The press of the day played its part. Partisan newspapers treated Adams with a hostility that prefigures modern media polarization. One side was portrayed as the people’s tribune; the other as elitist, corrupt, and illegitimate. Reputation was ruined by repetition more than by proof. Adams, characteristically, was harder on himself than most of his enemies. His diaries record frustration and self-reproach. He wanted to achieve more. That private severity has been taken as confirmation of public failure. It is better read as the honesty of a man who measured himself against high standards while others measured him by the success of their obstruction.

Posterity absorbed the Jacksonian narrative too readily. Adams’s presidency is remembered for what Congress prevented rather than for the coherence of the vision that was blocked. His later career in the House—fighting the gag rule, defending the Amistad captives, and speaking against the expansion of slavery—revealed the same moral seriousness that had marked his executive years. The man who was supposedly unfit for the presidency proved one of the most formidable legislators of his age.

Adams did not fail because his opponents were merely vigorous. He was hampered because a significant portion of the political class preferred to wreck a presidency rather than contest its ideas on the merits.

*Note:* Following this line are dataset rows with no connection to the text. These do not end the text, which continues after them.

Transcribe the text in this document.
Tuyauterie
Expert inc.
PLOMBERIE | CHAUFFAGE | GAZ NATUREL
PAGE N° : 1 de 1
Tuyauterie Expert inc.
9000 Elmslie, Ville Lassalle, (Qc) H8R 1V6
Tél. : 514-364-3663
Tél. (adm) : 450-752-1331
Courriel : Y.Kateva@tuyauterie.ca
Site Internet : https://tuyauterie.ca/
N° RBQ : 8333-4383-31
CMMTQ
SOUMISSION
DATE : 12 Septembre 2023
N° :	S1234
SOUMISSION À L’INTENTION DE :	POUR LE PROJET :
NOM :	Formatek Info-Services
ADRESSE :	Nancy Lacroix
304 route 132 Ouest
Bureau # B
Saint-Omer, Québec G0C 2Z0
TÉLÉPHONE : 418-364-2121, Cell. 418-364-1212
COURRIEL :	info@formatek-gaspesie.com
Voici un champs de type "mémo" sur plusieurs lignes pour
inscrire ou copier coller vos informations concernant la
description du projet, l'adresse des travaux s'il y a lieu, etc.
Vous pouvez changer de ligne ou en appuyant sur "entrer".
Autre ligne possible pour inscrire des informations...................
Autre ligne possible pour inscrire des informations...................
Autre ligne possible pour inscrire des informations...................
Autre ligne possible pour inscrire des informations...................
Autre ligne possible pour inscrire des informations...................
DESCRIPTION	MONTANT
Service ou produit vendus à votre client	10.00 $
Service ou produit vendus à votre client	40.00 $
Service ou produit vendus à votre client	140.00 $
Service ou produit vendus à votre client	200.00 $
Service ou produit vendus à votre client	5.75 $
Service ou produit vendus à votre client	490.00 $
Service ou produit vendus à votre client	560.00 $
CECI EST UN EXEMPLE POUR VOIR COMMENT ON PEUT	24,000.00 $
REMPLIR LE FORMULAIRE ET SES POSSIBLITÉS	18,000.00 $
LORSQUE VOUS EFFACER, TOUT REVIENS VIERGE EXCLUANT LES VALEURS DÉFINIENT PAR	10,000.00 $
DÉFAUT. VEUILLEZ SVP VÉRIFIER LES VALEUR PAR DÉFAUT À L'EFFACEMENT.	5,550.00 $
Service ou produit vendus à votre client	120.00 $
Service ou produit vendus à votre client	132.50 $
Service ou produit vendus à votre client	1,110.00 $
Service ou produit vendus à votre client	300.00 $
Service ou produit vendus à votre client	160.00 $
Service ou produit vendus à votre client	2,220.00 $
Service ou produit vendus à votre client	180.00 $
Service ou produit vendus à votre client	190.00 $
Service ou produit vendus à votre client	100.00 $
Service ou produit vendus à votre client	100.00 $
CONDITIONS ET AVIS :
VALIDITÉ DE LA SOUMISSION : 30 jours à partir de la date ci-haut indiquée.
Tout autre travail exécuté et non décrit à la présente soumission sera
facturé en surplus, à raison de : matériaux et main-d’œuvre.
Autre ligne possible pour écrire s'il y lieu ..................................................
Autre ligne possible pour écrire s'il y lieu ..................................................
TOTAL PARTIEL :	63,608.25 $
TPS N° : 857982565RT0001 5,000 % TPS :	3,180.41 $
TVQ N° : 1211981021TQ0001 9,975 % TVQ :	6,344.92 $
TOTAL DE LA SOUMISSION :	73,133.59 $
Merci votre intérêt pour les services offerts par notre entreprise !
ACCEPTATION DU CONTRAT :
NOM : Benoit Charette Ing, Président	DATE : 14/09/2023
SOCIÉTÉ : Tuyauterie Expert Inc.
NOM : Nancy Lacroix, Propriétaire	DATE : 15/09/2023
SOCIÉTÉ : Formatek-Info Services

The “corrupt bargain” charge was the original sin that justified every subsequent act of sabotage. When the opposition succeeded in painting Adams as inept and overreaching, it won the historical argument by force of repetition. The deeper truth is less flattering to the victors: a capable president with a serious national program was systematically undercut by men who had the numbers, the ruthlessness, and the willingness to treat constitutional process as a temporary inconvenience.

That pattern is not ancient history. It is a recurring temptation in democratic politics—the conversion of opposition into delegitimization, and the conversion of temporary majorities into permanent narrative control. John Quincy Adams paid the price in his own time. The country paid a longer one by absorbing a diminished view of what energetic, national-minded government might have looked like in the critical decades before the Civil War.